La chevalerie « croisée » revient avec un ésotérisme chrétien éprouvé au pied de la muraille du temple. Ils conjoindront le temple et la loge entraînant dans cet élan une multitude influences donnant des grades ésotériques et hermétiques. L’influence gnostique ou hermétisante déjà présente dans les milieux intellectuels (rosicrucianisme anglais et allemand), s’en trouva définitivement installée, en marge de l’influence christique templière. De cette double influence naît un heureux mélange autour de la figure du temple qui reste une valeur universelle commune. Tout cet ensemble s’amalgame dans le théâtre de la loge.
Une telle diversification de grades et de pratiques sera plus ou moins réceptionnée par le Grand Chapitre de Clermont notamment. Le Grand Orient de France de l’Ancien régime régula en 1785 les trois grades symboliques et institua les quatre ordres de sagesse. Ce fut l’œuvre de Roëttiers de Montalaud (1748-1807). Le talentueux Jean Baptiste Willermoz rectifia en 1778 les grades templiers du baron de Hund en y faisant revivre le dépôt traditionnel des premiers chrétiens. Le temple fut donc présent dans un aspect templier puis dans l’esprit rectifié, c'est-à-dire épuré, par une théosophie chrétienne.
L’esprit du Temple souffle sur l’occident depuis les croisades et la rencontre dans la mêlée d’un combat pour la reconquête, du plus fameux centre spirituel (Jérusalem). Cette mêlée créa un pont allant du soufisme à la chevalerie d’occident, soit de l’expire oriental à l’inspire occidental.
Nous assistons alors à un « conjointement de la voûte ». Les deux arcs nord et sud vont se rejoindre sur la même clef de voûte : la tradition occidentale chevaleresque devenue "templière" et la tradition orientale du Temple ont pour clef commune Jérusalem et la fontaine de Siloé.
La tradition chevaleresque de l’Occident et la fotowwat (Compagnons Chevaliers) de la tradition orientale vont mêler leurs souffles sous la muraille du temple et au Dôme du rocher. Mûrit alors dans l’inconscient et dans les récits, l’image archétype du Temple – en Orient comme en Occident – . Cette image archétypale n’est pas séparable de la méthode des bâtisseurs et de celle des chevaliers, et aboutira dans ses plus hauts degrés à une méthode « contemplative » visant l’image sublimée, la légende et la répétition. Finalement « le con-templateur, la con-templation et le Temple ne font qu’un » selon Henri Corbin.
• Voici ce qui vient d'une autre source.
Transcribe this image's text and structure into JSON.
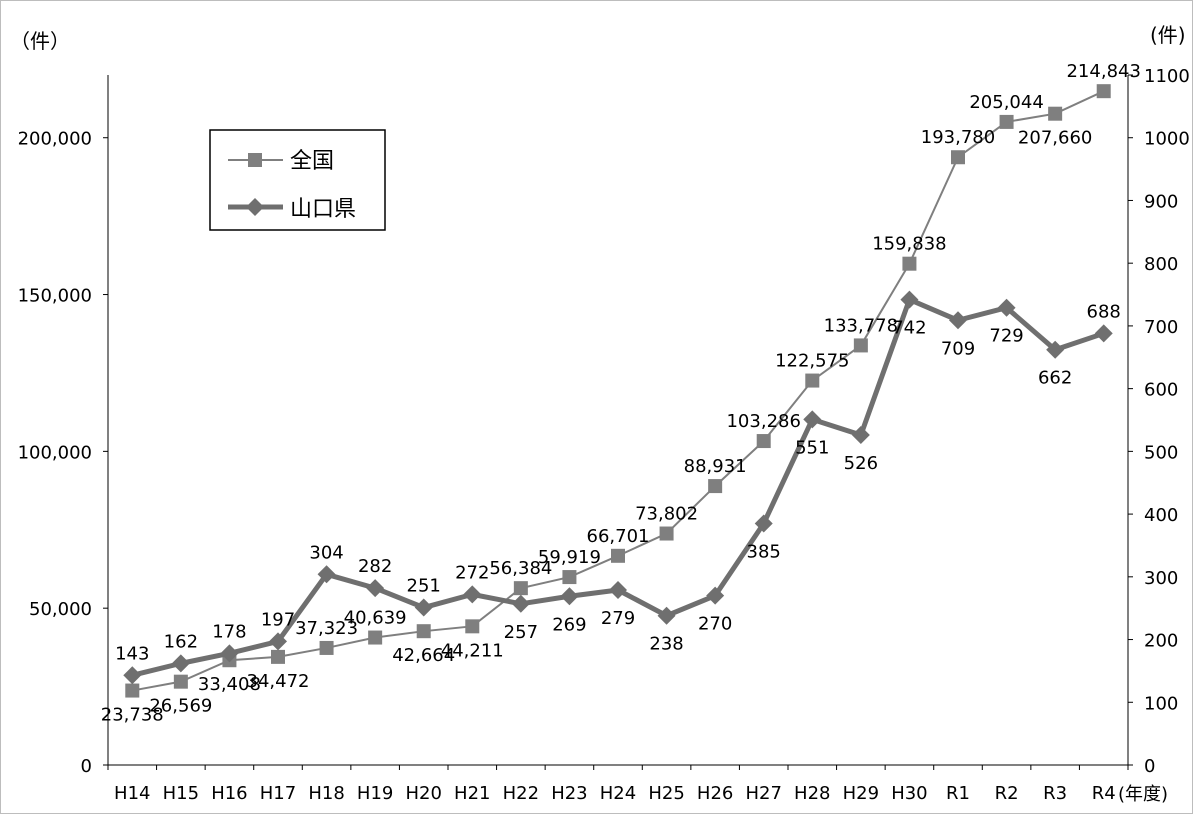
{
  "chart_data": {
    "type": "line",
    "left_unit": "（件）",
    "right_unit": "(件)",
    "x_unit": "(年度)",
    "categories": [
      "H14",
      "H15",
      "H16",
      "H17",
      "H18",
      "H19",
      "H20",
      "H21",
      "H22",
      "H23",
      "H24",
      "H25",
      "H26",
      "H27",
      "H28",
      "H29",
      "H30",
      "R1",
      "R2",
      "R3",
      "R4"
    ],
    "left_axis": {
      "range": [
        0,
        220000
      ],
      "ticks": [
        0,
        50000,
        100000,
        150000,
        200000
      ],
      "tick_labels": [
        "0",
        "50,000",
        "100,000",
        "150,000",
        "200,000"
      ]
    },
    "right_axis": {
      "range": [
        0,
        1100
      ],
      "ticks": [
        0,
        100,
        200,
        300,
        400,
        500,
        600,
        700,
        800,
        900,
        1000,
        1100
      ],
      "tick_labels": [
        "0",
        "100",
        "200",
        "300",
        "400",
        "500",
        "600",
        "700",
        "800",
        "900",
        "1000",
        "1100"
      ]
    },
    "legend": {
      "placement": "top-left",
      "entries": [
        "全国",
        "山口県"
      ]
    },
    "series": [
      {
        "name": "全国",
        "axis": "left",
        "marker": "square",
        "color": "#7f7f7f",
        "values": [
          23738,
          26569,
          33408,
          34472,
          37323,
          40639,
          42664,
          44211,
          56384,
          59919,
          66701,
          73802,
          88931,
          103286,
          122575,
          133778,
          159838,
          193780,
          205044,
          207660,
          214843
        ],
        "labels": [
          "23,738",
          "26,569",
          "33,408",
          "34,472",
          "37,323",
          "40,639",
          "42,664",
          "44,211",
          "56,384",
          "59,919",
          "66,701",
          "73,802",
          "88,931",
          "103,286",
          "122,575",
          "133,778",
          "159,838",
          "193,780",
          "205,044",
          "207,660",
          "214,843"
        ]
      },
      {
        "name": "山口県",
        "axis": "right",
        "marker": "diamond",
        "color": "#6f6f6f",
        "values": [
          143,
          162,
          178,
          197,
          304,
          282,
          251,
          272,
          257,
          269,
          279,
          238,
          270,
          385,
          551,
          526,
          742,
          709,
          729,
          662,
          688
        ],
        "labels": [
          "143",
          "162",
          "178",
          "197",
          "304",
          "282",
          "251",
          "272",
          "257",
          "269",
          "279",
          "238",
          "270",
          "385",
          "551",
          "526",
          "742",
          "709",
          "729",
          "662",
          "688"
        ]
      }
    ]
  }
}
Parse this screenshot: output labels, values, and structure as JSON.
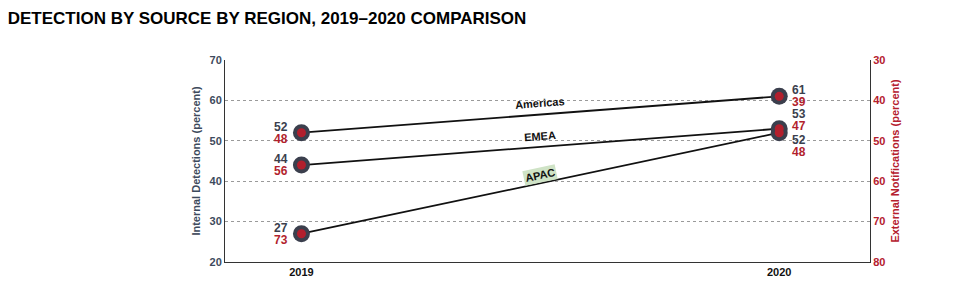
{
  "chart_data": {
    "type": "line",
    "title": "DETECTION BY SOURCE BY REGION, 2019–2020 COMPARISON",
    "x": [
      2019,
      2020
    ],
    "xlim": [
      2018.84,
      2020.19
    ],
    "xticks": [
      2019,
      2020
    ],
    "ylabel": "Internal Detections (percent)",
    "y2label": "External Notifications (percent)",
    "ylim": [
      20,
      70
    ],
    "yticks": [
      20,
      30,
      40,
      50,
      60,
      70
    ],
    "y2lim": [
      80,
      30
    ],
    "y2ticks": [
      30,
      40,
      50,
      60,
      70,
      80
    ],
    "grid": true,
    "data_labels": true,
    "series": [
      {
        "name": "Americas",
        "color": "#3b3f4d",
        "values": [
          52,
          61
        ]
      },
      {
        "name": "EMEA",
        "color": "#3b3f4d",
        "values": [
          44,
          53
        ]
      },
      {
        "name": "APAC",
        "color": "#3b3f4d",
        "values": [
          27,
          52
        ]
      },
      {
        "name": "Americas",
        "color": "#b21f2d",
        "axis": "y2",
        "values": [
          48,
          39
        ]
      },
      {
        "name": "EMEA",
        "color": "#b21f2d",
        "axis": "y2",
        "values": [
          56,
          47
        ]
      },
      {
        "name": "APAC",
        "color": "#b21f2d",
        "axis": "y2",
        "values": [
          73,
          48
        ]
      }
    ]
  }
}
Ainsi nous avons un Temple avec trois enceintes, ce qui veut dire que nous avons 3 Temples : le Temple d’Hénoch le plus proche des temps premiers, il sera celui de l’ontologie, le Temple de Salomon bâtit suivant les plans ou pendant la construction « on entendit ni marteau, ni pics ni outils en fer » R6,7, puis nous aurons le Temple de Zorobabel, celui de la reconstruction. L’image chrétienne se résume dans le Temple de Jérusalem qui sera celui centre, « point de liberté » en jonction entre la Jérusalem terrestre et la Jérusalem céleste.
Ces trois constructions sont bâties dans la représentation mentale du franc-maçon qui fera le lien entre le haut et le bas, entre la chute et la réintégration. Cette espace médiateur nous revient par la planche à tracer des maîtres qui fera devenir réalité ce qui y est tracé par le doigt divin, soit une représentation sublime qui reste à déchiffrer.
C’est le pouvoir contemplatif qui construit le Temple en soi. Il s’agit donc d’une vision intégrative du sacré propre au chevalier comme au maçon. Elle peut être mystique et ésotérique. Alors le Temple dressé dans l’Imaginaire par la représentation mentale devient ainsi Porte du Ciel. C’est ainsi que la transcendance se manifeste en nous. C’est notre temple intérieur qui « prends corps ».